SB 191 Passes: "Landmark Day" Shifting Colorado's Education Reform Turf

Update: Another Independence Institute friend and legal guru Dave Kopel has put up a thoughtful post about SB 191 over at the Volokh Conspiracy. Check it out.

Angel choirs are singing, Hallelujah! Colorado’s legislative session is O-V-E-R. Finished. Done. The hot-button education issue SB 191 passed on the last day of session. Though amended to water down some of its effects, the bill is a genuinely positive change in the right direction of tenure and evaluation reform. One senator speaking on the floor got it about right yesterday:

Sen. Shawn Mitchell, R-Broomfield, didn’t speak during previous debates, but he struck a nuanced note Wednesday. “The change in this bill is not as dramatic as it proponents hope nor as cataclysmic as its opponents fear. It is a moderate bill.”

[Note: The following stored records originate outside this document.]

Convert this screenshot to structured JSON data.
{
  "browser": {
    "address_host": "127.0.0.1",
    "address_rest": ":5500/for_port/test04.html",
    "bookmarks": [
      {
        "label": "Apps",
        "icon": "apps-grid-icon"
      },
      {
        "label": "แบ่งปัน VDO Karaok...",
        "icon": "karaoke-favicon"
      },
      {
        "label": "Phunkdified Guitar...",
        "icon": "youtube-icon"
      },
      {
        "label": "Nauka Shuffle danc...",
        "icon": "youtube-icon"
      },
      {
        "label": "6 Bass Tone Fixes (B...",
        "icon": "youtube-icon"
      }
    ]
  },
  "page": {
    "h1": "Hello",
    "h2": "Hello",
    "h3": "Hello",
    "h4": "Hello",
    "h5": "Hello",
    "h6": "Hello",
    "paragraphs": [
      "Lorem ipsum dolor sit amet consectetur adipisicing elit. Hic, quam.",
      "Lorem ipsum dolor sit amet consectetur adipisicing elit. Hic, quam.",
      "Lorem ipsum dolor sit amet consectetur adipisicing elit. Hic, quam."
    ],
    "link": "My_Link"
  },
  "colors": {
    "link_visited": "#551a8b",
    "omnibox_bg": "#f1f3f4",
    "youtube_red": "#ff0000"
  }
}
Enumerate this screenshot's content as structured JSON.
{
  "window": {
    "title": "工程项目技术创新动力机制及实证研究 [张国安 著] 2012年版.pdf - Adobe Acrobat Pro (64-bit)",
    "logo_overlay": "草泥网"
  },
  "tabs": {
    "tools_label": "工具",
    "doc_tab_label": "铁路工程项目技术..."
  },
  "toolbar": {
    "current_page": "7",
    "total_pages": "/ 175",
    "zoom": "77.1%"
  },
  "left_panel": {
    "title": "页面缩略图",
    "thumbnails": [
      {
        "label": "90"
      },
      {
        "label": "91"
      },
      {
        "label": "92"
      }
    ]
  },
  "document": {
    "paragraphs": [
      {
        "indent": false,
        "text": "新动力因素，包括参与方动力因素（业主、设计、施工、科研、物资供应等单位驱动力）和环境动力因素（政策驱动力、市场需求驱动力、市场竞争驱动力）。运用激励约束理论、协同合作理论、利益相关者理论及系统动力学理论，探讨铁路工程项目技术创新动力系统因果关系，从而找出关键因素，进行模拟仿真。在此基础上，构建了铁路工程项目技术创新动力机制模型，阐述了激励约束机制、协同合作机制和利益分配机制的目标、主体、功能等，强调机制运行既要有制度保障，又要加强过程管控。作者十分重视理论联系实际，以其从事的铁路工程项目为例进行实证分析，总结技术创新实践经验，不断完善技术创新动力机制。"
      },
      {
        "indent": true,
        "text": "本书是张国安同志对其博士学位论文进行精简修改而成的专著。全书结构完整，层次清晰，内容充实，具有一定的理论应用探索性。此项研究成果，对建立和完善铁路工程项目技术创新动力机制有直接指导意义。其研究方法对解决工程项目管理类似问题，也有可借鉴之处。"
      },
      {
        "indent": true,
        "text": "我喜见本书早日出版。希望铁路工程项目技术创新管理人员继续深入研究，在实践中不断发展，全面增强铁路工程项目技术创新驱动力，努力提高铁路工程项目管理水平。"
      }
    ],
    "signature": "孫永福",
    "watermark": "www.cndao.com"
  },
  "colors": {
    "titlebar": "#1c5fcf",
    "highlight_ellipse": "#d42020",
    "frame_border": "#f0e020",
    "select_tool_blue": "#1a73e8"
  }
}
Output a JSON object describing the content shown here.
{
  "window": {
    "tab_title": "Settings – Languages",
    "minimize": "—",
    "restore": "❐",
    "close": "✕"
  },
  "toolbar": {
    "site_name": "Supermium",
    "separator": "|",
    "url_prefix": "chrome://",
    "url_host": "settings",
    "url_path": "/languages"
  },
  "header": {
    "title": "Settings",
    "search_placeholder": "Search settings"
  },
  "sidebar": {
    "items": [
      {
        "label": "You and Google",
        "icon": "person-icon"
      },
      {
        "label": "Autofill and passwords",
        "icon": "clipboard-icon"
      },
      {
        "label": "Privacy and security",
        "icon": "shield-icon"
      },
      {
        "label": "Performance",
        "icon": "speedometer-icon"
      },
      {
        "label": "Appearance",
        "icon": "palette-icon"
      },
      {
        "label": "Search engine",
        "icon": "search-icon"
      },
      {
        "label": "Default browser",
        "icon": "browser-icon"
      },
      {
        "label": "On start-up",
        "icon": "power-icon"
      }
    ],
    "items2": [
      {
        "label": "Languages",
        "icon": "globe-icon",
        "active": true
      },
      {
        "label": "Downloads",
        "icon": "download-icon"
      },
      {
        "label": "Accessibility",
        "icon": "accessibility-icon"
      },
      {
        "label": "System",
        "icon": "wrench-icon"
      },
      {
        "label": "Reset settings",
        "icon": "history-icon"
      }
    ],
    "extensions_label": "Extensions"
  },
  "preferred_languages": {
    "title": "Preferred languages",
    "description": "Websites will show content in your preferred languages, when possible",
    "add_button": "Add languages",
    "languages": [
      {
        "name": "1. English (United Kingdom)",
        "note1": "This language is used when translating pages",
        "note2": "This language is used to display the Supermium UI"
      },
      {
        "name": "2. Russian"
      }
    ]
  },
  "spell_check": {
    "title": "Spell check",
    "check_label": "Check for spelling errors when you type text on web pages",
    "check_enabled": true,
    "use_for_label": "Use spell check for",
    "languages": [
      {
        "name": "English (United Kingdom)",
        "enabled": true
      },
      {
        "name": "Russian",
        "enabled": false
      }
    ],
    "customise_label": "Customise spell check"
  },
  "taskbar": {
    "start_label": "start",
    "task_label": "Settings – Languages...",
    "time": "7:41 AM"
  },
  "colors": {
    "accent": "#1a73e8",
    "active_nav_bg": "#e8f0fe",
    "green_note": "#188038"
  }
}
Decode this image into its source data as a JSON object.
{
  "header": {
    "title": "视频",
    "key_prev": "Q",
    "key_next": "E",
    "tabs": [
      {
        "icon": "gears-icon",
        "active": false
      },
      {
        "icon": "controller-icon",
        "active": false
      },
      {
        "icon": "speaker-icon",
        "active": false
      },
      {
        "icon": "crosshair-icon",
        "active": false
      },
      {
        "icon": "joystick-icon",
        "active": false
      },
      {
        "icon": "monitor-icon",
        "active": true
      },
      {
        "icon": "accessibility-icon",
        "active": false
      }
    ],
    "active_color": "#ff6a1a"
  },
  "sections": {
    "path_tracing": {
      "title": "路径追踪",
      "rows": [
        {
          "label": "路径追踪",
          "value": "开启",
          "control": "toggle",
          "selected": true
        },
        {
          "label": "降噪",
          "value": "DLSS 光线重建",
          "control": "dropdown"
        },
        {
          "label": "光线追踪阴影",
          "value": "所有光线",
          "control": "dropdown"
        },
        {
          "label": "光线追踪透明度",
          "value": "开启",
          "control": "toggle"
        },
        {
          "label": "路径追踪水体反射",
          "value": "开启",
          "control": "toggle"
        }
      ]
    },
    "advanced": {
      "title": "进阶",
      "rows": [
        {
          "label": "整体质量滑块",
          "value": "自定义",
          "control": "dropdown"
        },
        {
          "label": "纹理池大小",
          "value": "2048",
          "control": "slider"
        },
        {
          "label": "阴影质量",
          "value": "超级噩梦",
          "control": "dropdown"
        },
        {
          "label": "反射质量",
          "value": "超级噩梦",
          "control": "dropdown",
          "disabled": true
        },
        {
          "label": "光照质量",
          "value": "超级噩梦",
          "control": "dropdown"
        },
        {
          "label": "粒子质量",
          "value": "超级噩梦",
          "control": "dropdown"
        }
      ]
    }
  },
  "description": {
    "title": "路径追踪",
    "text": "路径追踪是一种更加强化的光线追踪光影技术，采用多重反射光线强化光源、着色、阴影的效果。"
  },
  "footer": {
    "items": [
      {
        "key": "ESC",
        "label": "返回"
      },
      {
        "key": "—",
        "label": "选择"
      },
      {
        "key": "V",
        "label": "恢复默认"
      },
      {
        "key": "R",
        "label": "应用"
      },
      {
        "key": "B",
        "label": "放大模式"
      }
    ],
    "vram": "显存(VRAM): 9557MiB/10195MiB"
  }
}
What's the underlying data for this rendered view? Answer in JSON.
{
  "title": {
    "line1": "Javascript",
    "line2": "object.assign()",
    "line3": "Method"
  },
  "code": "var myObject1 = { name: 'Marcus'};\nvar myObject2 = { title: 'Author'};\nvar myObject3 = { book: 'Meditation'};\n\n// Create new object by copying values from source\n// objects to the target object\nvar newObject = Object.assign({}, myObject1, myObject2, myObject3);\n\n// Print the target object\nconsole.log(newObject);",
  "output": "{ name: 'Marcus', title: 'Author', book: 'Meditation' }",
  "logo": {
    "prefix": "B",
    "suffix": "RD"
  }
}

Still, given the intensity and stridency of opposition coming from the state’s most powerful lobbying force, passage of SB 191 represents a true achievement worth celebrating. National education expert Rick Hess shares that view about SB 191’s passage, giving props to my Education Policy Center friends along the way:

This, as I’ve said previously in the midst of the fight over Florida SB 6, is “seriously big stuff.” Indeed, Pam Benigno, director of the Education Policy Center at the Independence Institute, called it a “landmark day in Colorado,” saying the bill “will align evaluated teacher and principal effectiveness more closely with student academic growth and weaken tenure protections for consistently ineffective teachers.”

As the Colorado News Agency points out, the political fallout from the debate may be the most significant and enduring legacy of SB 191. You can’t walk away from the last month of legislative debates without sensing that the education reform turf has shifted in Colorado, even as plenty of policy work still needs to be done.